A video went viral of an experiment involving two capuchin monkeys in neighboring cages. You should watch the video, but here is a basic breakdown of the experiment. Upon completion of a task both monkeys are given cucumber. The researcher, Frans de Waal, says that if both monkeys are given cucumber, "they're perfectly willing to do this 25 times in a row."
Capuchin monkey fairness experiment www.youtube.com
But things change when one monkey is paid more than the other. After seeing his neighbor get a grape for doing the same task, the monkey flat out rejects cucumber. He hucks it back at the researcher and slaps the ground. This monkey wants grapes. In his TEDtalk, de Waal comments, "So this is basically the Wall Street protest that you see here."
The conclusion of the experiment is that even animals understand injustice. This was met with strong criticism from philosophers. De Waal says, "One philosopher even wrote us that it was impossible that monkeys had a sense of fairness because fairness was invented during the French Revolution." Appropriately, the TED audience laughs at this idea.
Problems in the modern world are intersectional and complex. Solutions to these problems are hard. It takes building coalitions through solidarity and aiming those at reform. But that's not always our first response to crisis. Why instead do we rant to our family members and "go off" on social media? Because, just like the capuchins, we have a visceral and emotional reaction to unfairness.

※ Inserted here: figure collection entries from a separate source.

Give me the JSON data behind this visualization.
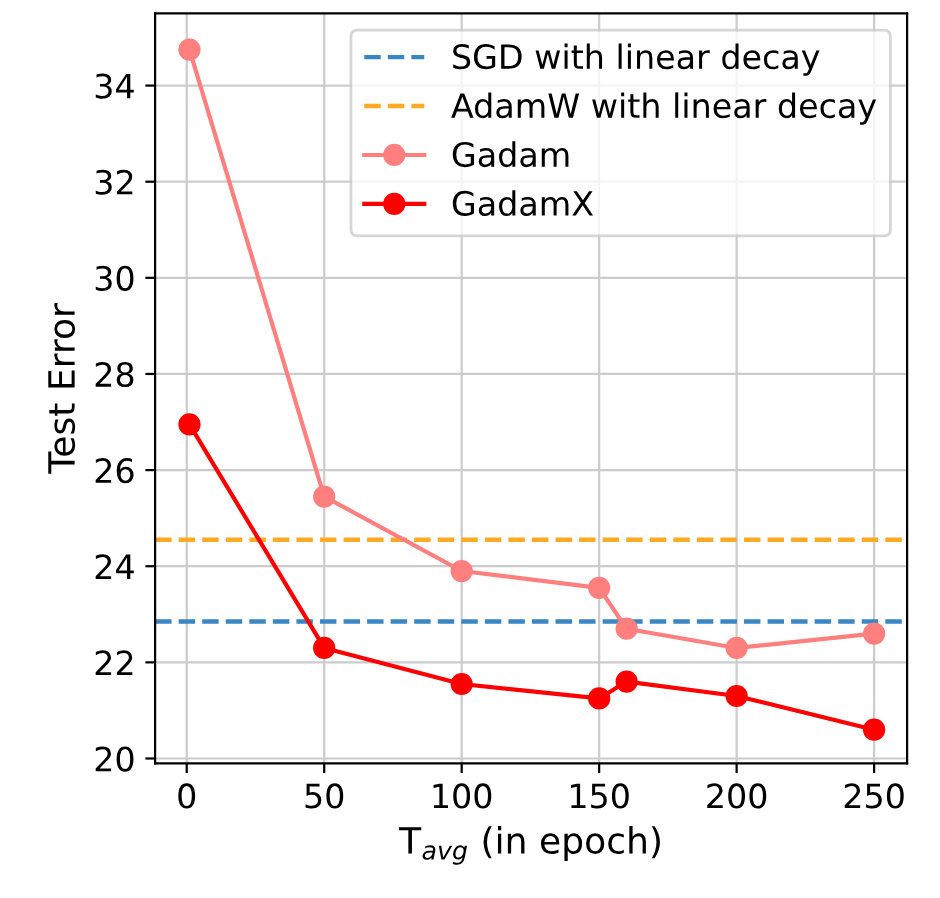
{
  "chart_data": {
    "type": "line",
    "xlabel": "T$_{avg}$ (in epoch)",
    "ylabel": "Test Error",
    "x": [
      1,
      50,
      100,
      150,
      160,
      200,
      250
    ],
    "series": [
      {
        "name": "Gadam",
        "color": "#ff7f7f",
        "values": [
          34.75,
          25.45,
          23.9,
          23.55,
          22.7,
          22.3,
          22.6
        ]
      },
      {
        "name": "GadamX",
        "color": "#ff0000",
        "values": [
          26.95,
          22.3,
          21.55,
          21.25,
          21.6,
          21.3,
          20.6
        ]
      }
    ],
    "ref_lines": [
      {
        "axis": "y",
        "value": 22.85,
        "label": "SGD with linear decay",
        "color": "#3a86c2",
        "line_style": "dashed"
      },
      {
        "axis": "y",
        "value": 24.55,
        "label": "AdamW with linear decay",
        "color": "#ffaa22",
        "line_style": "dashed"
      }
    ],
    "xlim": [
      -11.5,
      262
    ],
    "ylim": [
      19.9,
      35.5
    ],
    "xticks": [
      0,
      50,
      100,
      150,
      200,
      250
    ],
    "yticks": [
      20,
      22,
      24,
      26,
      28,
      30,
      32,
      34
    ],
    "grid": true,
    "legend": "top right",
    "marker": "circle"
  }
}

Our emotional response to injustice is not a weakness though. De Waal's mention of the Occupy Wall Street movement is a perfect example of this. Emotional reactions give us the drive to do things like camp out in a park for months on end. Activism without emotion is like a plane without wings (no that wouldn't be a rocket; they work differently).
Probably the most encouraging thing de Waal describes in his TEDtalk is when his colleague, Sarah Brosnan, ran the experiment with chimpanzees. Apparently, it's common for the chimp who is given the grape to refuse the unfair treatment until the other chimp is also given a grape. You heard that right. Chimps reject privilege. Booya.
De Waal concludes his talk by saying that the monkeys' rejection of unfairness shows that morality doesn't come from a learned belief system. Our desire for fairness is not some post-enlightenment concept dreamt up by stinky French philosophers. And we didn't need Adam and Eve eating that fruit to get it. It's natural and ancient. It's like smiling when someone smiles or catching a yawn. When you see injustice, you'll feel it.